Yesterday, a government minister said Ms Yingluck was prepared to discuss cancelling the February 2nd election if the activists ended their protests.

Foreign minister Surapong Tovichakchaikul, also a deputy prime minister, said in a televised address the blocking of advance voting was “a serious offence” and said protesters had used force to prevent people voting.

Ms Yingluck’s government had already warned anyone who tried to stop voting would be jailed or fined.

City officials said they had begun negotiating with the protesters. “We have to negotiate with them and let them know that blocking the election is illegal,” said Luckana Rojjanawong, a Bangkok district official said.

The election was already in doubt after a Constitutional Court ruling on Friday that opened the possibility of a delay. The Election Commission is seeking the delay, arguing that the current environment is too unsettled.

The protesters say Mr Thaksin’s powerful political machine has subverted Thailand’s fragile democracy by effectively buying the support of rural voters with populist policies such as cheap healthcare and subsidies for rice farmers.

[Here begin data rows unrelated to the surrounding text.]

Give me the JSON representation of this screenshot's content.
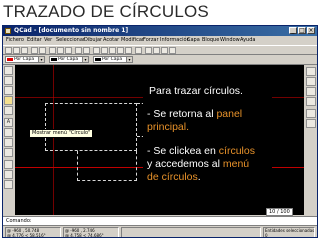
{
  "slide": {
    "title": "TRAZADO DE CÍRCULOS"
  },
  "window": {
    "title": "QCad - [documento sin nombre 1]",
    "controls": [
      "_",
      "□",
      "×"
    ]
  },
  "menu": [
    "Fichero",
    "Editar",
    "Ver",
    "Seleccionar",
    "Dibujar",
    "Acotar",
    "Modificar",
    "Forzar",
    "Información",
    "Capa",
    "Bloque",
    "Window",
    "Ayuda"
  ],
  "toolbar2": {
    "color_combo": "Por Capa",
    "width_combo": "Por Capa",
    "style_combo": "Por Capa"
  },
  "canvas": {
    "tooltip": "Mostrar menú \"Círculo\"",
    "page_indicator": "10 / 100"
  },
  "command": {
    "label": "Comando:"
  },
  "status": {
    "abs_coords": "@ -960 , 50.748",
    "abs_polar": "@ 4.776 < 58.516°",
    "rel_coords": "@ -960 , 2.746",
    "rel_polar": "@ 4.758 < 74.686°",
    "selected_label": "Entidades seleccionadas:",
    "selected_count": "0"
  },
  "overlay": {
    "line1": "Para trazar círculos.",
    "line2_pre": "- Se retorna al ",
    "line2_hl": "panel",
    "line3_hl": "principal.",
    "line4_pre": "- Se clickea en ",
    "line4_hl": "círculos",
    "line5_pre": "y accedemos al ",
    "line5_hl": "menú",
    "line6_hl": "de círculos",
    "line6_post": "."
  },
  "colors": {
    "highlight": "#e8922a",
    "titlebar": "#0a246a",
    "canvas": "#000000"
  }
}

Paul Chambers, director of research at the Institute of South East Asian Affairs in northern Chiang Mai, said before the violence began that the disruption of advance polling would add impetus to the calls for an election delay.

“The ability of those against advance voting to keep it from happening today could signal what may come next week - a decision to delay the vote due to an inability to hold the election properly,” Mr Chambers said.

Ms Yingluck, who would probably win the election easily, is set to meet Election Commission officials on Tuesday. The Democrat Party also plans to boycott the election.

About 49 million voters out of Thailand’s population of 66 million are eligible to cast ballots, with about 2.16 million registered for early polling.

Ms Yingluck’s government had been proceeding relatively smoothly until her Puea Thai Party miscalculated in November and tried to force through an amnesty bill that would have allowed her brother to return a free man despite a 2008 graft conviction he says was politically motivated.

Mr Thaksin, a billionaire former telecoms tycoon, was ousted by the military in 2006.